# Why Potbelly Pigs?



## nstone630 (Aug 18, 2015)

I have the opportunity to get a potbelly pig from someone who is "giving" him away...I've never dealt with pigs and I want to know what I'm walking into prior to taking him on.

I have 2 goats in an electric fence...can they house together? And should I be leery of someone giving away a adult pig? Possible issues at hand?

I accepted a free goat once...turned out I know now why he was given away...nothing but trouble. I don't want to make that mistake again.

Thanks!!!


----------



## samssimonsays (Aug 18, 2015)

Can you go and meet it before you accept it and take it on? My cousins had one and it was the sweetest thing but you can get sour ones as well.


----------



## nstone630 (Aug 18, 2015)

Samantha drawz said:


> Can you go and meet it before you accept it and take it on? My cousins had one and it was the sweetest thing but you can get sour ones as well.

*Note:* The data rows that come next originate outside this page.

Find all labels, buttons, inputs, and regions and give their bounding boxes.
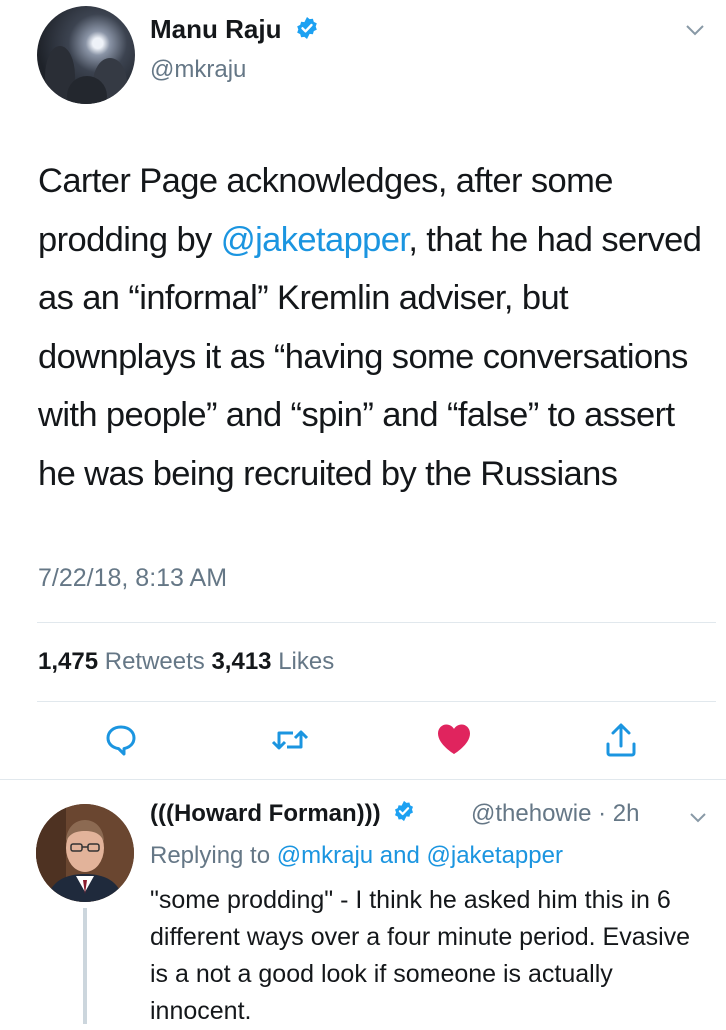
verified-badge-icon xyxy=(295,16,319,47)
like-button[interactable] xyxy=(436,722,472,761)
replying-to: Replying to @mkraju and @jaketapper xyxy=(150,842,563,870)
divider xyxy=(37,701,716,702)
replying-to-prefix: Replying to xyxy=(150,842,271,869)
replying-to-mention-2[interactable]: @jaketapper xyxy=(427,842,563,869)
author-name-text[interactable]: Manu Raju xyxy=(150,14,281,44)
likes-label: Likes xyxy=(278,648,335,675)
heart-icon xyxy=(436,724,472,760)
chevron-down-icon[interactable] xyxy=(686,24,704,42)
share-button[interactable] xyxy=(604,722,638,763)
retweets-count: 1,475 xyxy=(38,648,99,675)
author-name[interactable]: Manu Raju xyxy=(150,14,319,47)
likes-count: 3,413 xyxy=(211,648,272,675)
likes-stat[interactable]: 3,413 Likes xyxy=(211,648,334,675)
retweet-icon xyxy=(270,730,310,762)
reply-time[interactable]: · 2h xyxy=(598,800,639,827)
chevron-down-icon[interactable] xyxy=(690,810,706,828)
retweets-label: Retweets xyxy=(104,648,205,675)
verified-badge-icon xyxy=(393,800,415,829)
author-handle[interactable]: @mkraju xyxy=(150,56,246,84)
reply-author-handle[interactable]: @thehowie xyxy=(471,800,591,827)
reply-icon xyxy=(103,725,139,762)
reply-author-name-text[interactable]: (((Howard Forman))) xyxy=(150,800,381,827)
reply-author-name[interactable]: (((Howard Forman))) xyxy=(150,800,415,829)
replying-to-and: and xyxy=(379,842,420,869)
author-avatar[interactable] xyxy=(37,6,135,104)
tweet-stats: 1,475 Retweets 3,413 Likes xyxy=(38,648,334,676)
retweet-button[interactable] xyxy=(270,722,310,763)
tweet-timestamp[interactable]: 7/22/18, 8:13 AM xyxy=(38,564,227,593)
thread-connector-line xyxy=(83,908,87,1024)
divider xyxy=(37,622,716,623)
tweet-text: Carter Page acknowledges, after some pro… xyxy=(38,152,708,503)
reply-text: "some prodding" - I think he asked him t… xyxy=(150,886,691,1025)
replying-to-mention-1[interactable]: @mkraju xyxy=(277,842,373,869)
reply-author-handle-time: @thehowie · 2h xyxy=(471,800,639,828)
share-icon xyxy=(604,723,638,762)
reply-author-avatar[interactable] xyxy=(36,804,134,902)
reply-button[interactable] xyxy=(103,722,139,763)
divider xyxy=(0,779,726,780)
retweets-stat[interactable]: 1,475 Retweets xyxy=(38,648,205,675)
tweet-text-part-2: , that he had served as an “informal” Kr… xyxy=(38,220,702,493)
mention-link[interactable]: @jaketapper xyxy=(221,221,409,259)
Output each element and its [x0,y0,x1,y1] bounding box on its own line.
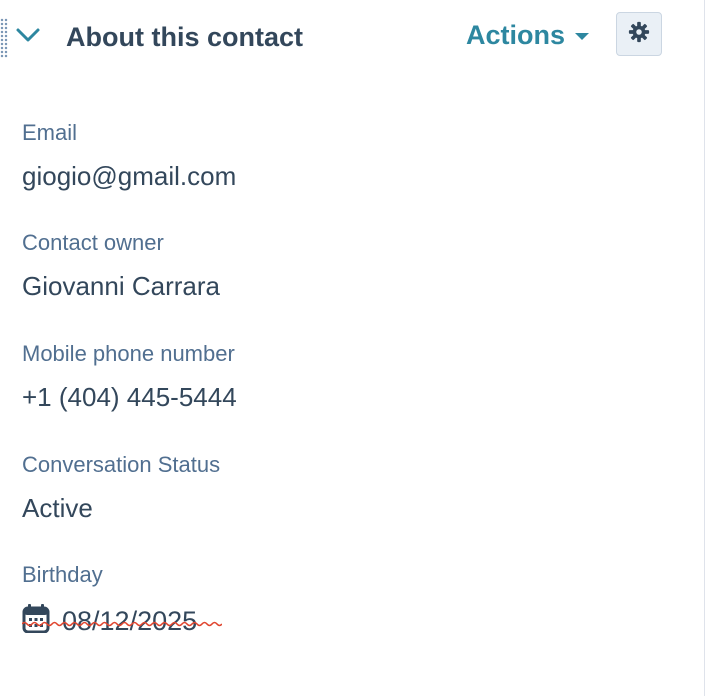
contact-owner-value[interactable]: Giovanni Carrara [22,269,220,303]
section-title: About this contact [66,22,303,52]
email-label: Email [22,120,78,145]
conversation-status-value[interactable]: Active [22,491,220,525]
mobile-phone-field-group: Mobile phone number +1 (404) 445-5444 [22,340,237,414]
actions-dropdown-button[interactable]: Actions [466,18,590,52]
panel-right-border [704,0,705,696]
birthday-field-group: Birthday 08/12/2025 [22,561,222,638]
drag-handle-icon[interactable] [0,18,8,58]
settings-button[interactable] [616,12,662,56]
email-field-group: Email giogio@gmail.com [22,119,236,193]
chevron-down-icon [14,22,44,50]
caret-down-icon [575,32,590,40]
actions-label: Actions [466,19,566,50]
contact-owner-field-group: Contact owner Giovanni Carrara [22,229,220,303]
birthday-label: Birthday [22,562,103,587]
gear-icon [628,21,650,48]
conversation-status-field-group: Conversation Status Active [22,451,220,525]
mobile-phone-value[interactable]: +1 (404) 445-5444 [22,380,237,414]
spellcheck-underline [22,621,222,627]
email-value[interactable]: giogio@gmail.com [22,159,236,193]
collapse-toggle-button[interactable] [14,22,44,50]
mobile-phone-label: Mobile phone number [22,341,235,366]
contact-owner-label: Contact owner [22,230,164,255]
conversation-status-label: Conversation Status [22,452,221,477]
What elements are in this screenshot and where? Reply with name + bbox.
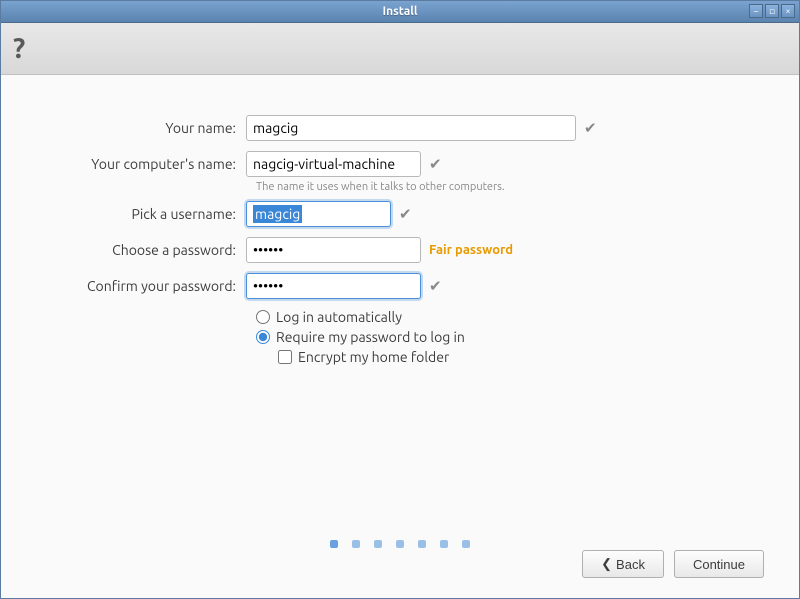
- computer-name-hint: The name it uses when it talks to other …: [256, 181, 779, 193]
- dot: [374, 540, 382, 548]
- minimize-button[interactable]: –: [749, 4, 763, 18]
- check-icon: ✔: [399, 205, 412, 223]
- check-icon: ✔: [429, 277, 442, 295]
- content-area: Your name: ✔ Your computer's name: ✔ The…: [1, 75, 799, 598]
- require-password-label: Require my password to log in: [276, 329, 465, 345]
- encrypt-checkbox[interactable]: [278, 350, 292, 364]
- encrypt-label: Encrypt my home folder: [298, 349, 449, 365]
- window-title: Install: [382, 5, 417, 18]
- password-label: Choose a password:: [21, 242, 246, 258]
- continue-button[interactable]: Continue: [674, 550, 764, 578]
- install-window: Install – ▫ × ? Your name: ✔ Your comput…: [0, 0, 800, 599]
- computer-name-label: Your computer's name:: [21, 156, 246, 172]
- confirm-password-label: Confirm your password:: [21, 278, 246, 294]
- form: Your name: ✔ Your computer's name: ✔ The…: [21, 115, 779, 540]
- your-name-row: Your name: ✔: [21, 115, 779, 141]
- username-row: Pick a username: magcig ✔: [21, 201, 779, 227]
- window-controls: – ▫ ×: [749, 4, 795, 18]
- username-value: magcig: [253, 205, 302, 223]
- require-password-option[interactable]: Require my password to log in: [256, 329, 779, 345]
- encrypt-option[interactable]: Encrypt my home folder: [278, 349, 779, 365]
- dot: [352, 540, 360, 548]
- auto-login-option[interactable]: Log in automatically: [256, 309, 779, 325]
- computer-name-row: Your computer's name: ✔: [21, 151, 779, 177]
- your-name-label: Your name:: [21, 120, 246, 136]
- maximize-button[interactable]: ▫: [765, 4, 779, 18]
- chevron-left-icon: ❮: [601, 556, 612, 572]
- dot: [330, 540, 338, 548]
- back-label: Back: [616, 557, 645, 572]
- dot: [440, 540, 448, 548]
- back-button[interactable]: ❮ Back: [582, 550, 664, 578]
- username-input[interactable]: magcig: [246, 201, 391, 227]
- check-icon: ✔: [584, 119, 597, 137]
- auto-login-label: Log in automatically: [276, 309, 402, 325]
- computer-name-input[interactable]: [246, 151, 421, 177]
- progress-dots: [330, 540, 470, 548]
- dot: [396, 540, 404, 548]
- your-name-input[interactable]: [246, 115, 576, 141]
- continue-label: Continue: [693, 557, 745, 572]
- close-button[interactable]: ×: [781, 4, 795, 18]
- dot: [418, 540, 426, 548]
- confirm-password-input[interactable]: [246, 273, 421, 299]
- username-label: Pick a username:: [21, 206, 246, 222]
- password-strength: Fair password: [429, 243, 513, 257]
- page-title: ?: [13, 33, 25, 64]
- password-row: Choose a password: Fair password: [21, 237, 779, 263]
- password-input[interactable]: [246, 237, 421, 263]
- titlebar: Install – ▫ ×: [1, 1, 799, 23]
- confirm-password-row: Confirm your password: ✔: [21, 273, 779, 299]
- login-options: Log in automatically Require my password…: [256, 309, 779, 365]
- header: ?: [1, 23, 799, 75]
- require-password-radio[interactable]: [256, 330, 270, 344]
- auto-login-radio[interactable]: [256, 310, 270, 324]
- check-icon: ✔: [429, 155, 442, 173]
- dot: [462, 540, 470, 548]
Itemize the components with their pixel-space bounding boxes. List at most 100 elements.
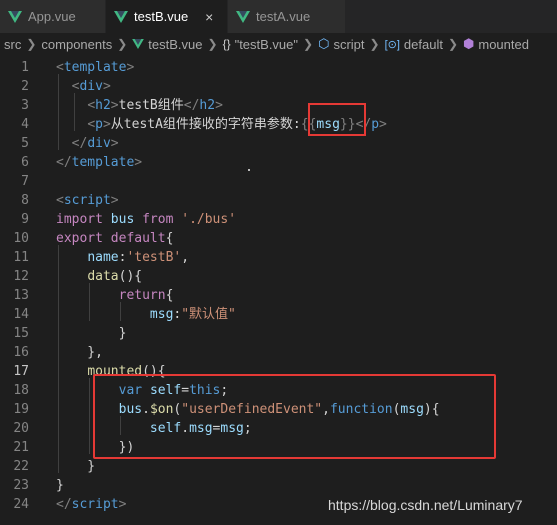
breadcrumb-mounted[interactable]: mounted <box>478 37 529 52</box>
code-token: > <box>126 60 135 75</box>
code-token: (){ <box>118 269 143 284</box>
code-line[interactable]: 7 <box>0 172 557 191</box>
code-text: <template> <box>56 58 134 77</box>
tab-app-vue[interactable]: App.vue <box>0 0 106 33</box>
watermark: https://blog.csdn.net/Luminary7 <box>328 497 523 513</box>
code-token: return <box>118 288 166 303</box>
code-text: </div> <box>56 134 119 153</box>
code-line[interactable]: 1 <template> <box>0 58 557 77</box>
code-line[interactable]: 12 data(){ <box>0 267 557 286</box>
close-icon[interactable]: × <box>202 9 216 25</box>
code-token: } <box>56 459 96 474</box>
line-number: 19 <box>13 402 29 417</box>
line-number: 8 <box>21 193 29 208</box>
line-number: 7 <box>21 174 29 189</box>
code-token: p <box>371 117 380 132</box>
editor-tabs-bar: App.vue testB.vue × testA.vue <box>0 0 557 33</box>
line-number: 15 <box>13 326 29 341</box>
code-line[interactable]: 14 msg:"默认值" <box>0 305 557 324</box>
field-icon: [⊙] <box>384 38 400 51</box>
chevron-right-icon: ❯ <box>207 37 218 51</box>
breadcrumb-components[interactable]: components <box>41 37 112 52</box>
code-text: msg:"默认值" <box>56 305 236 324</box>
code-token: script <box>63 193 111 208</box>
code-token: import <box>56 212 103 227</box>
line-number: 5 <box>21 136 29 151</box>
code-line[interactable]: 9 import bus from './bus' <box>0 210 557 229</box>
breadcrumb: src ❯ components ❯ testB.vue ❯ {} "testB… <box>0 33 557 55</box>
code-line[interactable]: 15 } <box>0 324 557 343</box>
code-token: > <box>102 79 111 94</box>
code-text: <script> <box>56 191 119 210</box>
breadcrumb-default[interactable]: default <box>404 37 443 52</box>
code-token: > <box>102 117 111 132</box>
code-text: } <box>56 324 127 343</box>
code-text: <div> <box>56 77 111 96</box>
breadcrumb-script[interactable]: script <box>333 37 364 52</box>
code-token: < <box>56 60 64 75</box>
code-text: import bus from './bus' <box>56 210 236 229</box>
code-token: </ <box>56 155 72 170</box>
line-number: 10 <box>13 231 29 246</box>
code-token: > <box>379 117 387 132</box>
vue-icon <box>114 10 128 23</box>
tab-testa-vue[interactable]: testA.vue <box>228 0 346 33</box>
breadcrumb-module[interactable]: "testB.vue" <box>235 37 298 52</box>
code-line[interactable]: 4 <p>从testA组件接收的字符串参数:{{msg}}</p> <box>0 115 557 134</box>
code-token: "默认值" <box>181 307 236 322</box>
code-token: }, <box>56 345 103 360</box>
code-line[interactable]: 13 return{ <box>0 286 557 305</box>
code-token: { <box>165 231 174 246</box>
line-number: 4 <box>21 117 29 132</box>
code-line[interactable]: 3 <h2>testB组件</h2> <box>0 96 557 115</box>
code-line[interactable]: 16 }, <box>0 343 557 362</box>
line-number: 3 <box>21 98 29 113</box>
vue-icon <box>236 10 250 23</box>
code-token: data <box>87 269 119 284</box>
code-line[interactable]: 10 export default{ <box>0 229 557 248</box>
code-line[interactable]: 11 name:'testB', <box>0 248 557 267</box>
code-line[interactable]: 22 } <box>0 457 557 476</box>
code-text: data(){ <box>56 267 142 286</box>
tab-label: testA.vue <box>256 9 311 24</box>
code-line[interactable]: 6 </template> <box>0 153 557 172</box>
code-text: return{ <box>56 286 174 305</box>
code-token: testB组件 <box>118 98 184 113</box>
code-text: </script> <box>56 495 126 514</box>
vue-icon <box>8 10 22 23</box>
line-number: 13 <box>13 288 29 303</box>
line-number: 20 <box>13 421 29 436</box>
code-line[interactable]: 23} <box>0 476 557 495</box>
code-token: > <box>118 497 127 512</box>
breadcrumb-src[interactable]: src <box>4 37 21 52</box>
tab-testb-vue[interactable]: testB.vue × <box>106 0 228 33</box>
code-line[interactable]: 5 </div> <box>0 134 557 153</box>
code-line[interactable]: 2 <div> <box>0 77 557 96</box>
code-token: p <box>95 117 103 132</box>
line-number: 24 <box>13 497 29 512</box>
chevron-right-icon: ❯ <box>303 37 314 51</box>
chevron-right-icon: ❯ <box>447 37 459 51</box>
code-token: bus <box>110 212 135 227</box>
code-text: <h2>testB组件</h2> <box>56 96 223 115</box>
code-token: from <box>142 212 174 227</box>
method-cube-icon: ⬢ <box>463 36 475 51</box>
code-text: name:'testB', <box>56 248 189 267</box>
code-token: h2 <box>95 98 111 113</box>
line-number: 1 <box>21 60 29 75</box>
vue-icon <box>132 39 145 49</box>
code-token: div <box>87 136 111 151</box>
code-token: } <box>56 478 64 493</box>
breadcrumb-file[interactable]: testB.vue <box>148 37 202 52</box>
line-number: 16 <box>13 345 29 360</box>
cube-outline-icon: ⬡ <box>318 36 330 51</box>
code-line[interactable]: 8 <script> <box>0 191 557 210</box>
code-token: > <box>110 136 119 151</box>
code-token: h2 <box>199 98 216 113</box>
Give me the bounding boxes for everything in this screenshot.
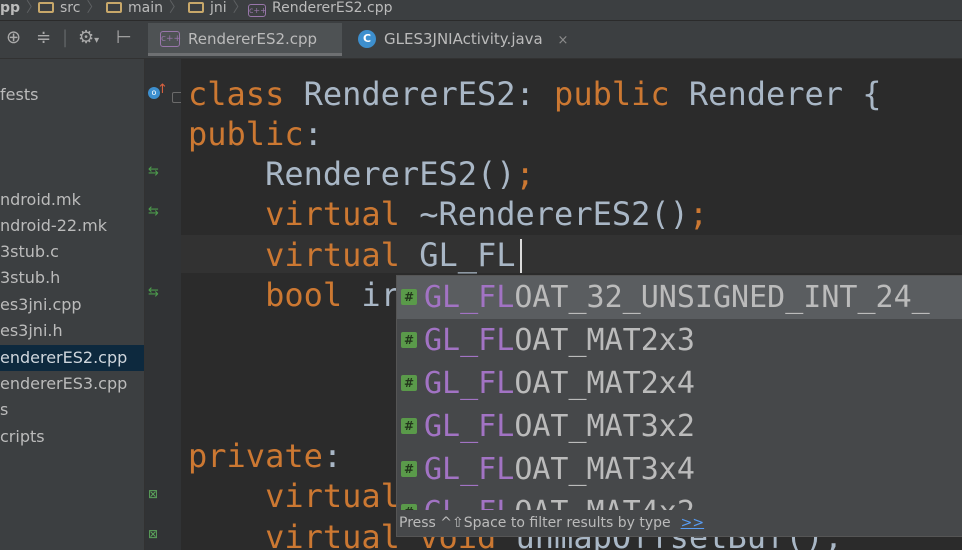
java-class-icon: C: [358, 30, 376, 48]
tree-item[interactable]: 3stub.h: [0, 265, 144, 291]
completion-item[interactable]: # GL_FLOAT_MAT3x2: [397, 405, 962, 448]
implementation-marker-icon[interactable]: ⊠: [148, 487, 158, 501]
tree-item[interactable]: s: [0, 397, 144, 423]
target-icon[interactable]: ⊕: [6, 27, 21, 49]
swap-arrows-icon[interactable]: ⇆: [148, 285, 159, 300]
folder-icon: [188, 2, 204, 13]
breadcrumb-item-project[interactable]: pp 〉: [0, 0, 40, 20]
constant-icon: #: [401, 375, 417, 391]
cpp-file-icon: c++: [160, 31, 181, 47]
breadcrumb-item-main[interactable]: main 〉: [106, 0, 183, 20]
completion-item-selected[interactable]: # GL_FLOAT_32_UNSIGNED_INT_24_: [397, 276, 962, 319]
collapse-icon[interactable]: ≑: [36, 27, 51, 49]
implemented-up-arrow-icon: ↑: [157, 82, 168, 97]
code-line-7: private:: [188, 437, 343, 475]
code-line-6: bool ir: [265, 276, 400, 314]
completion-item[interactable]: # GL_FLOAT_MAT2x3: [397, 319, 962, 362]
editor-tab-bar: ⊕ ≑ | ⚙▾ ⊢ c++ RendererES2.cpp × C GLES3…: [0, 21, 962, 81]
code-line-3: RendererES2();: [265, 155, 535, 193]
tree-item[interactable]: es3jni.cpp: [0, 292, 144, 318]
tree-item[interactable]: ndroid-22.mk: [0, 213, 144, 239]
constant-icon: #: [401, 461, 417, 477]
constant-icon: #: [401, 332, 417, 348]
folder-icon: [106, 2, 122, 13]
tab-renderer-es2[interactable]: c++ RendererES2.cpp ×: [148, 23, 342, 81]
breadcrumb-item-src[interactable]: src 〉: [38, 0, 100, 20]
breadcrumb: pp 〉 src 〉 main 〉 jni 〉 c++ RendererES2.cpp: [0, 0, 962, 21]
tree-item[interactable]: cripts: [0, 424, 144, 450]
completion-item[interactable]: # GL_FLOAT_MAT2x4: [397, 362, 962, 405]
gear-icon[interactable]: ⚙▾: [78, 27, 99, 52]
close-icon[interactable]: ×: [558, 33, 569, 48]
swap-arrows-icon[interactable]: ⇆: [148, 204, 159, 219]
completion-hint: Press ^⇧Space to filter results by type >…: [397, 510, 962, 536]
code-line-8: virtual: [265, 477, 400, 515]
code-line-4: virtual ~RendererES2();: [265, 195, 709, 233]
tree-item-selected[interactable]: endererES2.cpp: [0, 345, 144, 371]
cpp-file-icon: c++: [248, 4, 267, 17]
constant-icon: #: [401, 418, 417, 434]
tree-item[interactable]: 3stub.c: [0, 239, 144, 265]
tree-item[interactable]: ndroid.mk: [0, 187, 144, 213]
code-line-2: public:: [188, 115, 323, 153]
folder-icon: [38, 2, 54, 13]
tree-item[interactable]: endererES3.cpp: [0, 371, 144, 397]
project-tree: fests ndroid.mk ndroid-22.mk 3stub.c 3st…: [0, 59, 145, 550]
tab-label: RendererES2.cpp: [188, 30, 318, 48]
tree-item[interactable]: es3jni.h: [0, 318, 144, 344]
swap-arrows-icon[interactable]: ⇆: [148, 164, 159, 179]
toolbar-divider: |: [62, 27, 69, 48]
code-completion-popup[interactable]: # GL_FLOAT_32_UNSIGNED_INT_24_ # GL_FLOA…: [396, 275, 962, 537]
more-info-link[interactable]: >>: [681, 515, 704, 531]
breadcrumb-item-file[interactable]: c++ RendererES2.cpp: [248, 0, 392, 20]
tab-label: GLES3JNIActivity.java: [384, 30, 543, 48]
implementation-marker-icon[interactable]: ⊠: [148, 527, 158, 541]
editor-gutter: [145, 59, 181, 550]
code-line-5: virtual GL_FL: [265, 236, 516, 274]
code-line-1: class RendererES2: public Renderer {: [188, 75, 882, 113]
constant-icon: #: [401, 289, 417, 305]
tab-gles3jni-activity[interactable]: C GLES3JNIActivity.java ×: [344, 23, 570, 56]
completion-item[interactable]: # GL_FLOAT_MAT3x4: [397, 448, 962, 491]
hide-panel-icon[interactable]: ⊢: [116, 27, 132, 49]
breadcrumb-item-jni[interactable]: jni 〉: [188, 0, 247, 20]
text-caret: [520, 239, 522, 273]
tree-item[interactable]: fests: [0, 82, 144, 108]
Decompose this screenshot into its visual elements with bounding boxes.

 I'd hope so...just wanted some insiders views prior to taking this on.


----------



## samssimonsays (Aug 18, 2015)

It is really difficult to be able to say the why someone is parting with them. It could be a change in circumstances such as time, money, living arrangements, etc.  

They are very smart critters. They will learned faster than a dog. They are clean and will keep their pens tidy if given the opportunity to do so. They can smell if not given adequate space as well though. Most can be potty trained like a dog. I know my cousin's lived as a dog in the home and they had to put sweaters on it in the winter and sunscreen in the summer or it would get sun burned. They are amazing garbage disposals too lol.


----------



## madcow (Aug 30, 2015)

It kind of depends on what you plan on doing with the PBP.  Do you want it as a pet, something to till your weedy areas, or to get as a breeder to sell shoats or to use as food or maybe all of the above?  Each of those types of uses for these animals can have different behavior requirements.  If you want it as a pet you would want one with a good personality and no behavior problems that you will have to break.  Pigs can be dangerous if not managed correctly regardless of what purpose you have for them.  I would certainly find out as much as possible about this pig to see if it will fit your needs before taking it home.


----------



## drdoolittle (Sep 8, 2015)

Do NOT house/pen the pig with the goats.  Pigs can do some serious damage to other animals, and often it's for no reason other than the animal got too close to the pig. I've had pot belly and farm pigs for years, it's best to have them in a pen constructed of hog panels and T-posts.  Very easy to put up, and they don't need a huge house.  but, if you're getting one, it would be better for the pig if you could have two as they are herd animals.  You have to introduce them slowly, I put them in adjoining pens for a month. Even so, they will fight a bit to establish dominance.  DON'T put two intact males or an intact male and a castrated male together.  Intact males will fight to the death.  Best scenario is two females, two castrated males or a female and castrated male.  I currently have a castrated male that I bottle raised and a female.  My male is about 150-----I think his momma was not a pure pot belly, although pot belly pigs get much larger than most people realize.  And madcow is right, they can be dangerous, especially if they aren't happy.


----------